In recent years, recycling rates have stagnated. Each year, Americans recycle about 70 million tons of waste. Still, the EPA estimates that our recycling rate is only about 35 percent, meaning the majority of what could be recycled simply isn't. Experts also warn that Americans engage in "aspirational recycling," meaning they try to recycle the things that they think should be recycled rather than what actually can be recycled. As a result, seemingly full recycling bins often send large amounts of (unrecyclable) trash to the dump.
The United States is the world's leading producer of plastic trash, creating more than 45 million tons of it as of 2016. Many Americans diligently sort plastics with the belief that they'll eventually be recycled. Yet less than 10 percent of plastic is actually recycled. Why? For most types of plastic, it's simply much cheaper to create new plastic than recycle the old. Plastic also loses quality quickly during the recycling process.
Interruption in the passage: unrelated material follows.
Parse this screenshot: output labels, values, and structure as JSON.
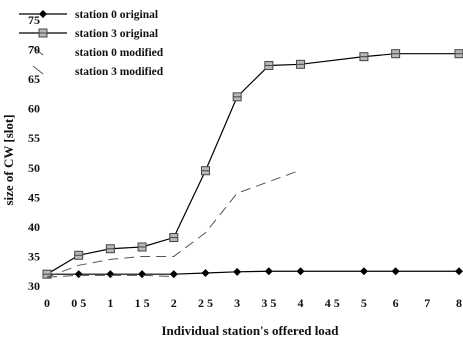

Meanwhile, glass doesn't lose much quality during recycling and can be recycled over and over again. Yet only about 30 percent of glass in the USA is recycled. Glass is heavy, hard to process, and can be dangerous, so a lot of it ends up trashed anyway.
Still, it's not all bad news. Some plastics, like the PET plastics commonly used in water and soda bottles, are actually pretty easy to recycle. Ditto for paper products, which Americans are surprisingly good about recycling.